性別：（性別與設定中請不要有"長出翅膀啦""眼睛可以變色"之類的設定，請自然為主）
配件：（不含眼鏡之類，因為狼不需要帶眼鏡XD）（可以是項鍊、領帶、耳環之類）
大略個性：（個性形容詞就好，不用寫一大堆）


謝謝各位，又要麻煩大家了
因為《I'm wolf》是以各位獸友角色為準，所以屆時如個會在小說網刊登外在
我的網站 、狼板也會刊登同時會備份給獸友。

------------------------
順序：（以獸名呈現）

茶
時雨秋幻
影曲
（完成文章時將會產生連結）

特別注意！我絕對會有拖搞的時候，不過一定會按照順序。

----------


## 好喝的茶

來報名來報名=W=

獸名：茶

設定：介乎少年與成年大的純白色狼，眼睛為綠色。
會說人話。
(呃，算不算違反自然？不過至少也要能跟其他獸溝通。難道故事要用指手劃腳的方式表達嗎XD？)
喜歡喝茶、吃人肉。除此以外什麼都不吃不喝。
不會使用暴力，大多利用人性弱點，教唆人類自殺或殺人。有時候為圖方便，直接請會用暴力的獸解決人類。

性別：雄性。

配件：木桶。木桶裏裝用來喝茶的茶杯。

大略個性：陰險、邪惡、無良。總之是當奸角的料就對了。



大致就是這樣子。
「過去」啊……不知道茶在那岐大的眼中，會是什麼樣的過去哩(茶)？

----------


## 時雨秋幻

那岐辛苦哩。～。
看樣子用不到另一形態的設定，所以就不提供了。（被滅）

－－－－－－－－－－
獸名：時雨秋幻
設定：
　毛色：瞳孔為暗藍色，腹部毛色為青色，背部毛色為水藍色，尾巴末端及內耳為米色。
　特徵：左右臉頰各一低音譜記號（開口朝向吻部），右腰際一八分點音符記號，皆為黑色。

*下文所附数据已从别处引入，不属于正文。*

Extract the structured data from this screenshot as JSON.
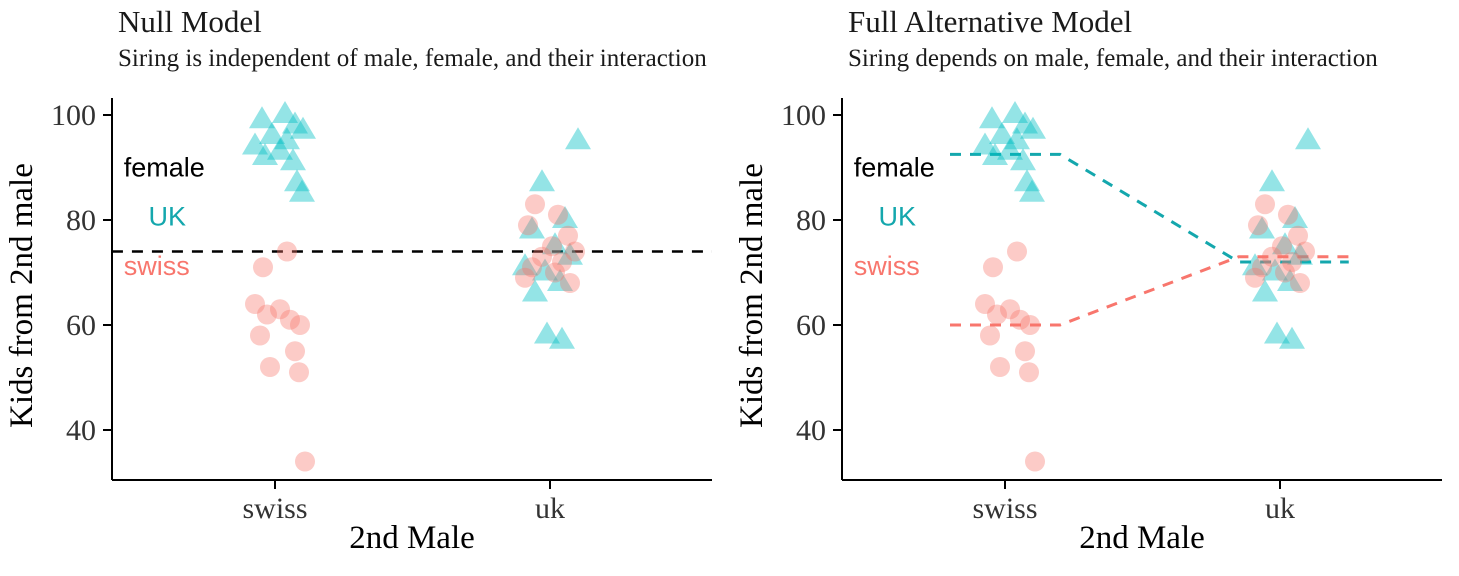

　大體上是一隻青藍色的狐狸，年紀約相當於人類年齡之十至十二歲。體型比同年齡之狐狸略為瘦小。
　不擅近距離戰鬥，故在戰鬥中多擔任後備支援與輔助攻擊的角色。

　參考圖：
　　側面-坐姿 
　　斜側面-蹲姿
　　正面-坐姿
　　（以上圖片感謝殺葬、小步與雷的繪製）

性別：雄性。 
配件：無。 
大略個性：溫和、樂於助人、膽小、猶豫不決。

----------


## 影曲

獸名：影曲‧羅萊塔
設定：圖(應該是白色的老虎人)大約17歲

性別：雄
配件：右手的帶刺項圈
大略個性：像平常個頑皮的小孩子，但是政經時刻會很冷靜


獸名：闇‧提拉斯

設定：圖，黑色的龍人，設定為羅萊塔的戀人 大約18歲
眼睛為紅色，又肩有和羅萊塔而頭上一樣的圖騰
性別：雄

配件：沒有特別配件，只要是羅萊塔送的都會帶
大略個性：
對於羅萊塔以外的人幾乎是無視，但是如果羅萊塔的朋友依然友善

----------


## 義

那岐的小說怎麼可以沒有我?(被圍毆)

獸名：姓月牙名義.叫義就好
設定：下面.眼睛顏色(又來了?)平常為天藍色.高興.興奮時為金黃色
性別：雄
配件：白色絲帶綁著的藍色琉璃珠
大略個性：有些害羞.怕生.對朋友很講義氣.也會放蕼的講重話.重視友誼.喜愛當肉盾...(被打)小時因為有不好的回憶..所以常自己哭

----------


## 風御罪

獸名：赤葬．逆月
設定：下面有XD 
性別：母
配件：手環ˇ
大略個性：傻傻的 呆呆的 容易生氣 ˇ (笑

----------


## 北極狼

獸名：北極狼

設定：在臉上有四絛黃色的斑紋,一條劃過眼睛另一條在下面較後的位置(另一面一樣),而兩隻手(前腳)也有兩絛黃色的斑紋,犬齒像吸血鬼一般長,最後背上有雙白色翅膀。  

性別：女 

配件：no

大略個性：表面活潑好動,天真可愛,心裏佈滿邪惡、暴力、殘酷.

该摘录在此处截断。